Diário de Bordo 6 - Pós-apocalíptico - Parte 5: Coisas que não foram destruídas pela água

by - 22:05

Alguns dias antes da viagem eu estava pensando sobre como eu adoro acordar cedo para viajar. É legal dormir apenas por algumas horas, mas acordar no primeiro despertador, para poder sair de casa cedinho e ver o sol nascer na estrada, chegar cedinho no destino e poder aproveitar o dia inteiro. Isso não exatamente aconteceu no dia 5, já que eu acordei às 8, mas para o meu corpo maltratado pareceu que tinha sido isso. Eu tenho apenas 18 anos e não tenho mais idade para ser a doida que dorme três horas por dia em uma viagem de cinco dias e diz que "descansar eu posso em casa". Tanto para a minha ansiedade quanto para a minha gastrite nervosa, qualquer coisa menos que seis horas de sono é horrível. No dia em que eu pegaria o primeiro ônibus intermunicipal que eu pegava desde setembro de 2015, eu dormi por um pouco menos de cinco horas e para o meu corpo, isso era o mesmo que dormir duas. Junte isso com más notícias recebidas logo cedo, uma sensação estranha que vinha me acompanhando desde o ano novo e o fato de que da última vez que eu saí da cidade, eu passei mal e vocês podem imaginar meu estado mental naquela manhã.
Mas eu preciso explicar o quanto eu amo viajar: Até quando eu me sinto mal, consegue ser melhor do que passar bem em casa. Quer dizer, toda vez que eu me sinto mal eu quero correr para casa, mas eu duvido muito que se eu soubesse antecipadamente que passaria a viagem inteira me sentindo ansiosa, eu optaria por ficar em casa. A viagem até Jequié, a cidade do meu pai e cidade em que vivi dos 3 aos 11 anos (até setembro deste ano, é a cidade onde eu passei a maior parte da minha vida. Em setembro faz 8 anos que eu me mudei e eu oficialmente vou ter passado a maior parte da minha vida me mudando), leva três horas de ônibus. Eu estava levando quatro livros, mais cinco episódios de série e um filme baixado no tablet para me distrair e garantir que a viagem fosse tranquila. Porém, cientificamente falando, três horas de viagem para mim equivalem a apenas dez minutos na sala de aula. Eu amo a sensação de estar na estrada. De ver paisagens passando e de sussurrar músicas e tirar fotos (eu fiz uma playlist com as músicas que eu mais ouvi, que inclusive está na página Extras). Mesmo quando minha mente está fazendo uma maratona mental todas as piores coisas que podem acontecer em uma viagem, faz com que eu me sinta livre. Eu não terminei o livro que estava lendo, eu não assisti ao filme nem a série nenhuma, mas três horas depois cheguei ao meu destino, me sentindo melhor.

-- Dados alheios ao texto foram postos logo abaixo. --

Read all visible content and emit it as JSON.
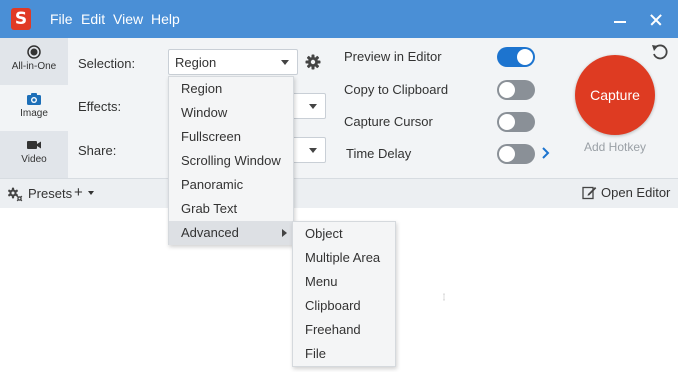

Todo mundo tem um momento - um ano, um período, uma mudança violenta - que marca o começo da vida como a gente se lembra. Como se antes disso você não reconhecesse quem foi, ou como se suas memórias de infância começassem aos 16 anos. No meu caso, o ano foi 2010, provavelmente por um bando de sensações que surgiram aos 12 anos, mas que no fundo da minha mente, parecem me acompanhar desde sempre. As memórias mais distantes parecem inventadas ou pertencentes a outra pessoa. Um dos motivos para isso provavelmente é o fato de que a maior parte das coisas que eu considerava sagrada quando era criança foram destruídas. Outro motivo é o fato de eu manter expectativas de que as coisas sejam como eram quando eu era criança, quando elas não têm mais como ser, então é como se as mudanças destruíssem o que já aconteceu. Mas mesmo que as coisas que aconteceram não pareçam ser reais, eu não quero esquecê-las. Eu quero lembrar de como eu me senti e do que eu queria fazer quando era apenas uma mini eu. Quero honrar os desejos mais profundos da garotinha que eu fui. Agora imaginem a seguinte situação: Eu volto para a cidade em que eu cresci, a cidade em que todas as lembranças que parecem invenção foram feitas e... Nada mudou.
Depois que eu deixei Jequié, eu voltei lá apenas duas vezes: Uma em 2011 e outra em 2014 (então eu vou lá mais ou menos uma vez a cada 3 anos, mesmo que a cidade fique apenas a 150km de distância). Nessas duas vezes, eu não parei para pensar muito. Talvez porque eu estivesse bem e sem preocupações. Talvez porque manter as memórias honradas não fizesse tanta diferença ainda. (Eu me tornei a rainha da nostalgia depois dos 18. A rainha de querer ser criança outra vez também.). Dessa vez, fazia toda diferença. Eu sempre falo sobre como voltar a morar na cidade em que eu nasci estragou tudo que eu gostava sobre a cidade. Todas as boas lembranças foram destroçadas por quase três anos morando aqui e por tudo que mudou. Eu odeio a cidade agora e mesmo que eu não queira cultivar esse sentimento ruim, é a verdade. Eu disse com todas as palavras no post em que explicava porque tinha voltado a morar na Bahia: "Acredito que algumas coisas são feitas para permanecerem apenas na memória, sendo lembradas com saudade ou com a certeza de que foi tudo uma boa lição. Vitória da Conquista é uma dessas coisas.". Sei que se eu voltasse a morar em Jequié, talvez isso acontecesse lá também ("Talvez" não, é certo. Eu também tenho muitas lembranças ruins naquela cidade. Uma infinidade delas. E passar mais tempo lá definitivamente traria elas a tona.), mas eu só passei dois dias na cidade e ver que as coisas continuavam do jeito que eram quando eu fui embora, me trouxe plenitude ao invés de chateação.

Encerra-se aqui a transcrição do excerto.